3. More prevalent during recessions: The atmosphere of fear engendered by recession is often the trigger required to force organisations to adapt and survive, as well as being ideal for start-ups. Recessions generally tend to stir up innovation.
4. Often within your team already: Any business is likely to have great ideas and innovators already within the team. An open and creative organisational culture and office space is crucial to finding, developing, and encouraging these employees, who will always move to another company (possibly a competitor) to innovate if they can’t do so where they are.
Four things that innovation shouldn’t be
1. Big or complex: Sometimes the best innovation can come through a series of methodical steps which ultimately amounts to something quite large, impactful and radical. Such gradual change can often be more palatable in businesses.
2.Hugely expensive or driven forward by companies: Clearly, innovation doesn’t have to be just that. Hundreds of user-based movements have pioneered innovation(remember Makers’ Movement)?
3. A risky business. At least not to the innovators : who have complete faith in their idea. It’s the financial backers who are taking the risks. However, if we’re taking an incremental approach, perhaps that can help reduce the overall risk by breaking innovation up into more manageable and less intimidating or costly chunks.
4. About technology: Thinking and process innovations show it’s not just about technology (e.g. queuing), and service innovations prove it’s not only about products either. Nevertheless, technology is certainly vital, and there’s no doubt that innovation is being shaped by greater mobility (e.g. increase in mobile devices), social media and networks, the cloud, and huge data sets (including social data).
Indian Tech Companies That Innovate:
Here is the unofficial list of 5 Indian tech companies that believe in innovating in the right way.
1. Flipkart: Flipkart can arguably be called the leader of the e-commerce in India, thanks to a slew of innovative measures it has been rolling out ever since its founding.
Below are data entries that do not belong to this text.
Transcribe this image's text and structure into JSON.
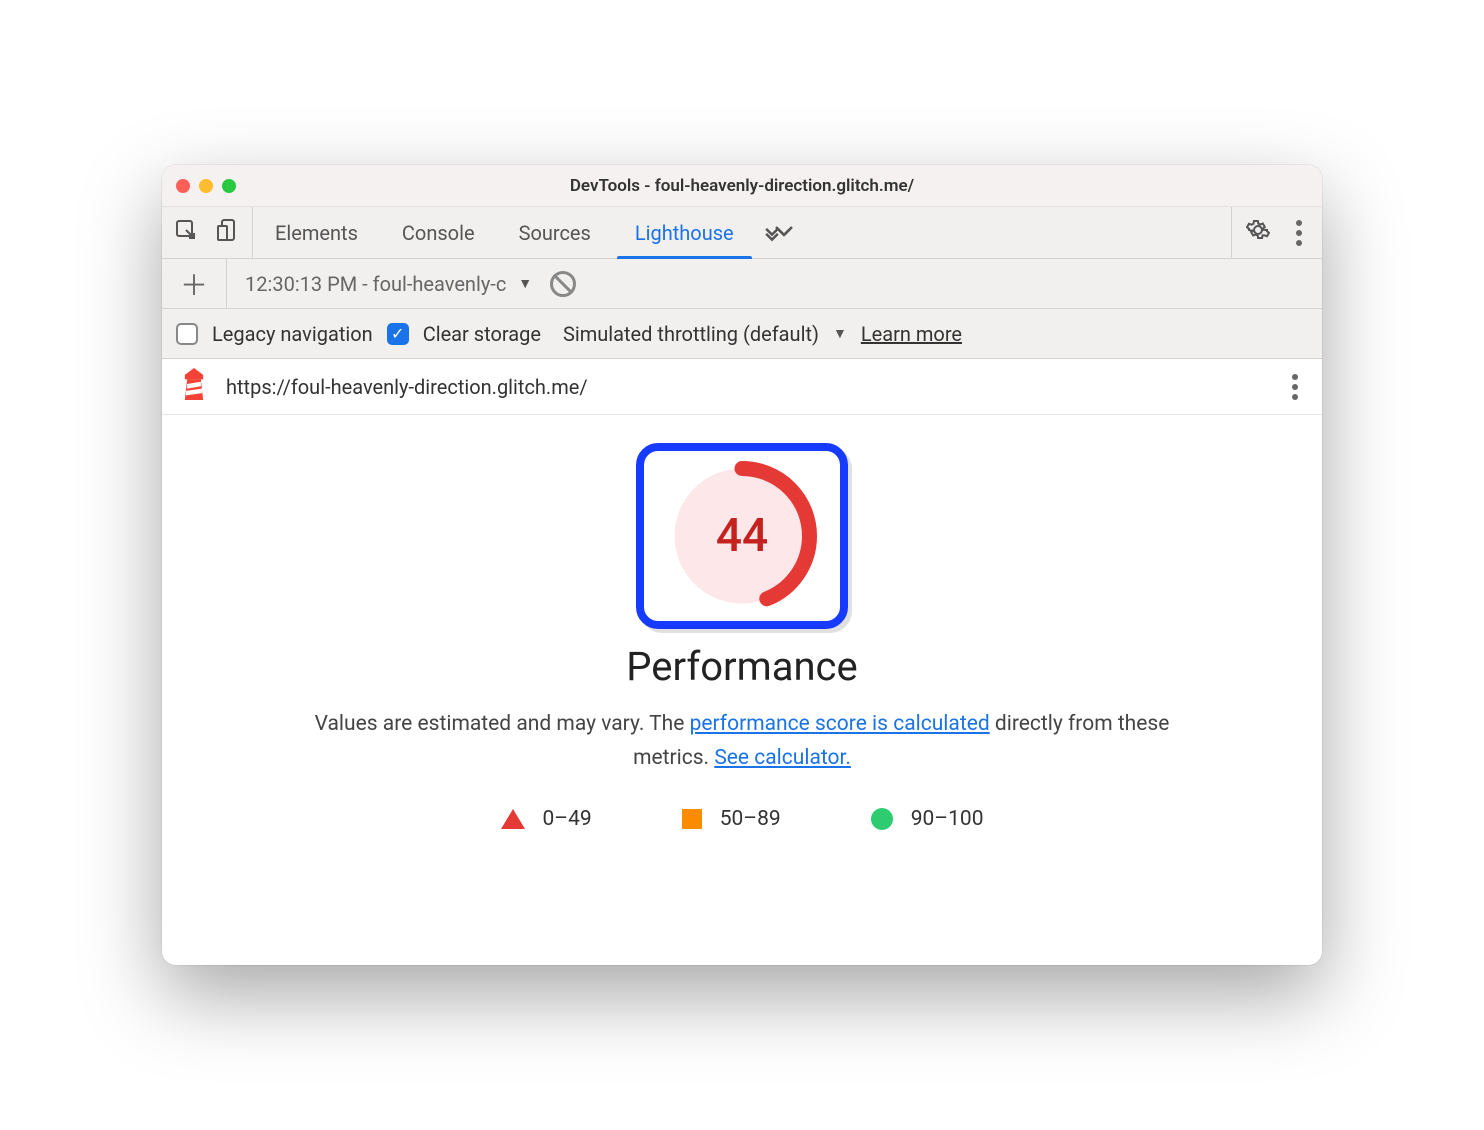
{
  "window": {
    "title": "DevTools - foul-heavenly-direction.glitch.me/"
  },
  "tabs": {
    "elements": "Elements",
    "console": "Console",
    "sources": "Sources",
    "lighthouse": "Lighthouse"
  },
  "secondary": {
    "report_label": "12:30:13 PM - foul-heavenly-c"
  },
  "options": {
    "legacy_label": "Legacy navigation",
    "clear_storage_label": "Clear storage",
    "throttling_label": "Simulated throttling (default)",
    "learn_more": "Learn more",
    "legacy_checked": false,
    "clear_storage_checked": true
  },
  "report": {
    "url": "https://foul-heavenly-direction.glitch.me/",
    "score": "44",
    "score_pct": 44,
    "category": "Performance",
    "desc_prefix": "Values are estimated and may vary. The ",
    "desc_link1": "performance score is calculated",
    "desc_mid": " directly from these metrics. ",
    "desc_link2": "See calculator."
  },
  "legend": {
    "low": "0–49",
    "mid": "50–89",
    "high": "90–100"
  },
  "colors": {
    "accent": "#1a73e8",
    "fail": "#e53935",
    "warn": "#fb8c00",
    "pass": "#2ecc71",
    "highlight_box": "#173aff"
  }
}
It also dabbled with the digital music service space, but failed at it and finally Flyte was shut down.
2. SnapDeal: SnapDeal calls itself the leader of India’s online marketplace has always been enthusiastic on the innovation front. Last week eBay invested in SnapDeal. The online shopping company also gobbled up Indian designer and handcrafts marketplace, Shopo.in.
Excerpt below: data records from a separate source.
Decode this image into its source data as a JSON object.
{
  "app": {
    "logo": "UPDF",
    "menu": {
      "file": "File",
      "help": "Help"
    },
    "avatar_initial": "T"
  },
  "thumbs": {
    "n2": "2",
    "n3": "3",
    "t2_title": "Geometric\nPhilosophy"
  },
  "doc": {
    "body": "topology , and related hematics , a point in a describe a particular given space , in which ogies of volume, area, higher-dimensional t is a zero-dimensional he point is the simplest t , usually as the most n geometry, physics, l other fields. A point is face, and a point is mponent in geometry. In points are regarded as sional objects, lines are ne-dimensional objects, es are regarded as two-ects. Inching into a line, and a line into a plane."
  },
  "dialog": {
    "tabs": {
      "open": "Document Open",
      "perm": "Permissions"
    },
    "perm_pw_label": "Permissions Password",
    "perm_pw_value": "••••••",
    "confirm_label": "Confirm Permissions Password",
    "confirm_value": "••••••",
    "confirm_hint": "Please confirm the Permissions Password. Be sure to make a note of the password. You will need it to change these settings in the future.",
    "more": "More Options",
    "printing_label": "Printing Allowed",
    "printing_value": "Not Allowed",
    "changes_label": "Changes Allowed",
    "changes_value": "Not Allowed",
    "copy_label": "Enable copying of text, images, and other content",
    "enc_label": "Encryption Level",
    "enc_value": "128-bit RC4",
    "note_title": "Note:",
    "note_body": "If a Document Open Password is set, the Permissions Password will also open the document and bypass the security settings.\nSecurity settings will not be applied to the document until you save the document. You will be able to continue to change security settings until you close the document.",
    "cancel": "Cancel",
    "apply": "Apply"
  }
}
3. Freshdesk: Freshdesk has been one of India’s start-up success stories. The company deals with enriching customer support experiences through various communication mediums. They recently revealed a report highlighting the state of the consumer as well.
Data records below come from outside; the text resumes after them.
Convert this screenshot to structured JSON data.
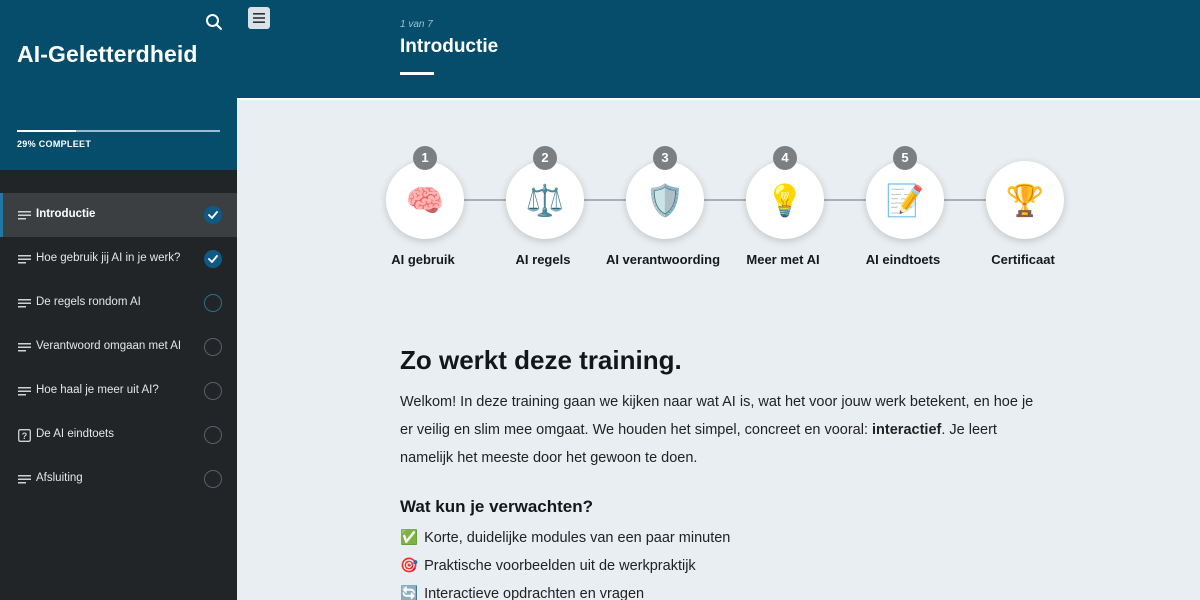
{
  "sidebar": {
    "course_title": "AI-Geletterdheid",
    "progress": {
      "percent": 29,
      "label": "29% COMPLEET"
    },
    "items": [
      {
        "label": "Introductie",
        "icon": "lines-icon",
        "status": "done",
        "active": true
      },
      {
        "label": "Hoe gebruik jij AI in je werk?",
        "icon": "lines-icon",
        "status": "done",
        "active": false
      },
      {
        "label": "De regels rondom AI",
        "icon": "lines-icon",
        "status": "todo-next",
        "active": false
      },
      {
        "label": "Verantwoord omgaan met AI",
        "icon": "lines-icon",
        "status": "todo",
        "active": false
      },
      {
        "label": "Hoe haal je meer uit AI?",
        "icon": "lines-icon",
        "status": "todo",
        "active": false
      },
      {
        "label": "De AI eindtoets",
        "icon": "quiz-icon",
        "status": "todo",
        "active": false
      },
      {
        "label": "Afsluiting",
        "icon": "lines-icon",
        "status": "todo",
        "active": false
      }
    ]
  },
  "header": {
    "lesson_count": "1 van 7",
    "lesson_title": "Introductie"
  },
  "steps": [
    {
      "num": "1",
      "emoji": "🧠",
      "label": "AI gebruik"
    },
    {
      "num": "2",
      "emoji": "⚖️",
      "label": "AI regels"
    },
    {
      "num": "3",
      "emoji": "🛡️",
      "label": "AI verantwoording"
    },
    {
      "num": "4",
      "emoji": "💡",
      "label": "Meer met AI"
    },
    {
      "num": "5",
      "emoji": "📝",
      "label": "AI eindtoets"
    },
    {
      "num": "",
      "emoji": "🏆",
      "label": "Certificaat"
    }
  ],
  "content": {
    "heading": "Zo werkt deze training.",
    "intro_before": "Welkom! In deze training gaan we kijken naar wat AI is, wat het voor jouw werk betekent, en hoe je er veilig en slim mee omgaat. We houden het simpel, concreet en vooral: ",
    "intro_bold": "interactief",
    "intro_after": ". Je leert namelijk het meeste door het gewoon te doen.",
    "subheading": "Wat kun je verwachten?",
    "bullets": [
      {
        "emoji": "✅",
        "text": "Korte, duidelijke modules van een paar minuten"
      },
      {
        "emoji": "🎯",
        "text": "Praktische voorbeelden uit de werkpraktijk"
      },
      {
        "emoji": "🔄",
        "text": "Interactieve opdrachten en vragen"
      }
    ]
  },
  "colors": {
    "header_bg": "#064d6b",
    "sidebar_bg": "#222527",
    "page_bg": "#e8eef2",
    "accent": "#0f5a85"
  }
}
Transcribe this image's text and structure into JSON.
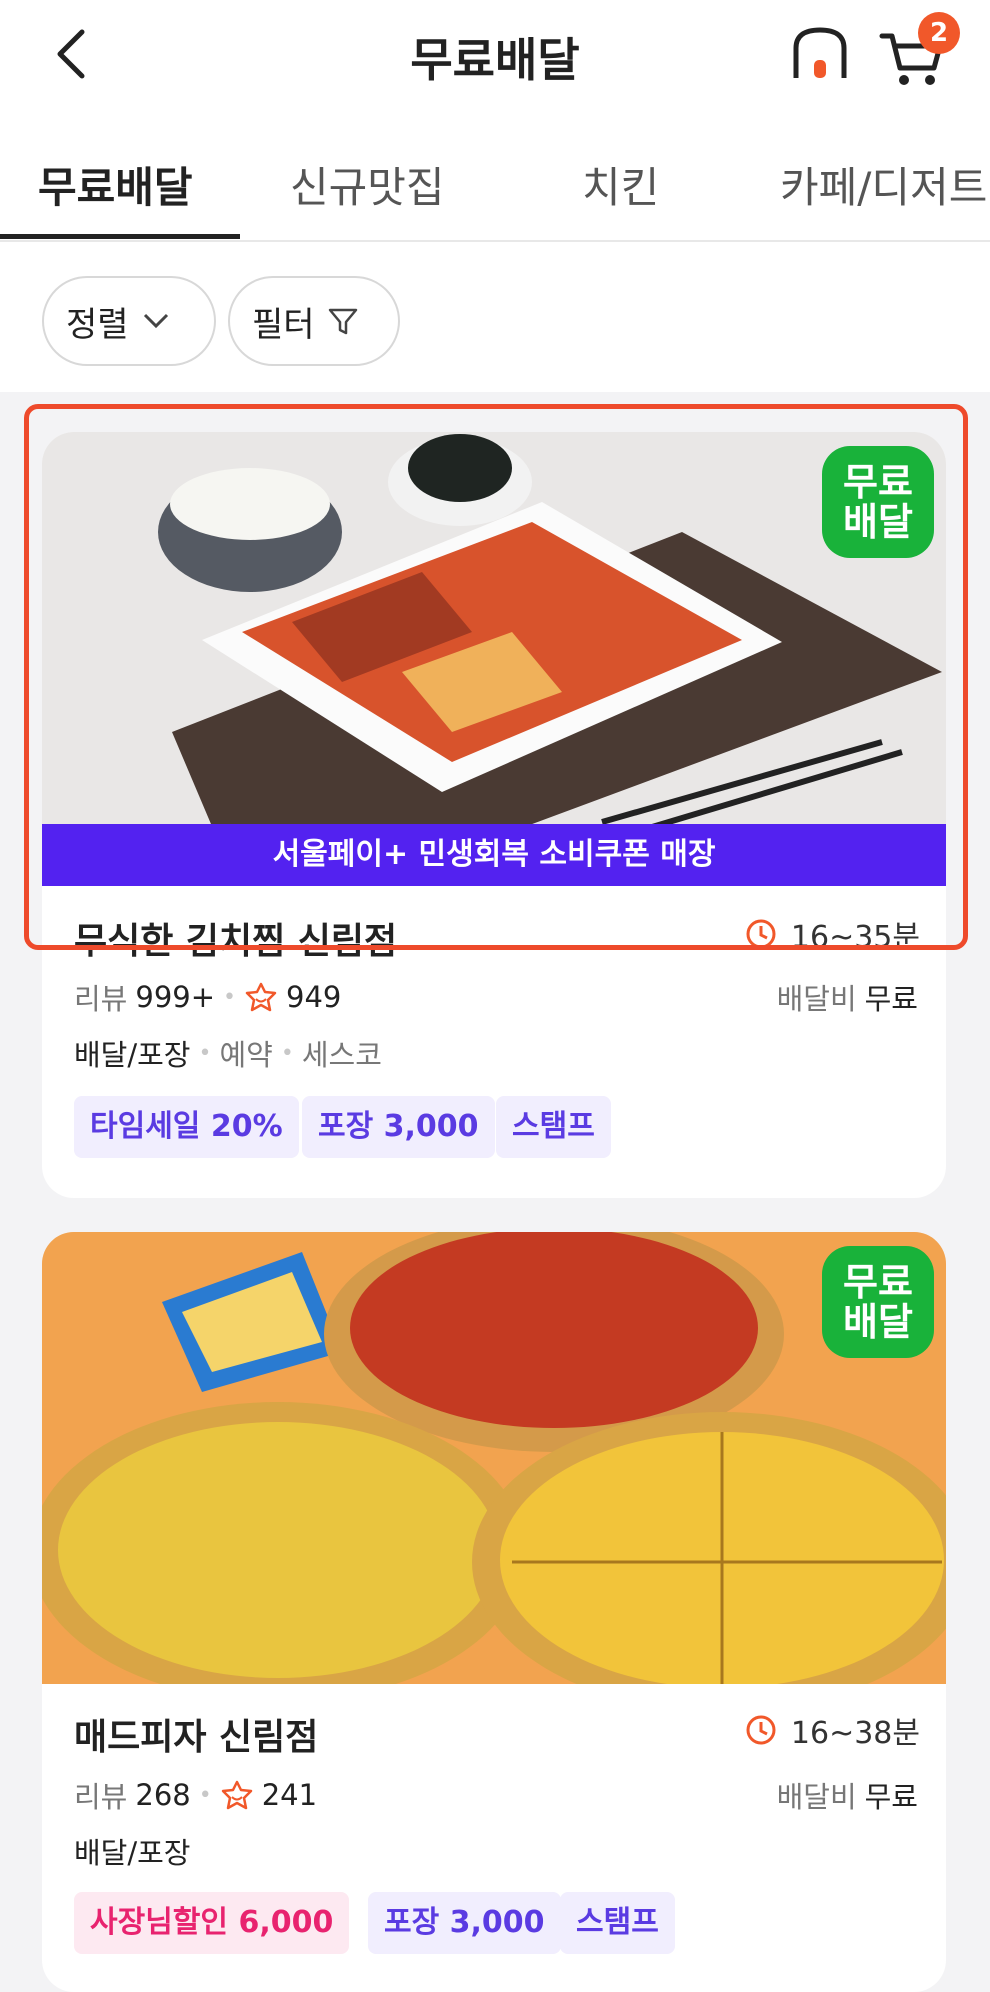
{
  "header": {
    "title": "무료배달",
    "cart_count": "2"
  },
  "tabs": [
    "무료배달",
    "신규맛집",
    "치킨",
    "카페/디저트"
  ],
  "filters": {
    "sort_label": "정렬",
    "filter_label": "필터"
  },
  "stores": [
    {
      "free_badge": [
        "무료",
        "배달"
      ],
      "banner": "서울페이+ 민생회복 소비쿠폰 매장",
      "name": "무식한 김치찜 신림점",
      "eta": "16~35분",
      "reviews_label": "리뷰",
      "reviews": "999+",
      "rating": "949",
      "delivery_fee_label": "배달비",
      "delivery_fee": "무료",
      "services": [
        "배달/포장",
        "예약",
        "세스코"
      ],
      "tags": [
        "타임세일 20%",
        "포장 3,000",
        "스탬프"
      ]
    },
    {
      "free_badge": [
        "무료",
        "배달"
      ],
      "name": "매드피자 신림점",
      "eta": "16~38분",
      "reviews_label": "리뷰",
      "reviews": "268",
      "rating": "241",
      "delivery_fee_label": "배달비",
      "delivery_fee": "무료",
      "services": [
        "배달/포장"
      ],
      "tags": [
        "사장님할인 6,000",
        "포장 3,000",
        "스탬프"
      ]
    }
  ],
  "colors": {
    "accent": "#f1582a",
    "free_badge": "#19b23a",
    "banner": "#5322f0",
    "highlight": "#ee4a2b"
  }
}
4. InMobi: InMobi is the market innovator with a strong standing when it comes to video advertising on digital platforms. They recently announced that the number of users they serve has gone up to 691 million.
Ultimately, innovation seems to depend on persistence, belief, adaptability, and relevance to customers and the market. While its success relies on people, behaviour and skills, and spotting and pursuing the opportunity before it’s too late. Undoubtedly money and resources help, but perhaps I could conclude by saying that more of a barrier exists in the minds of employees and cultures of organisations?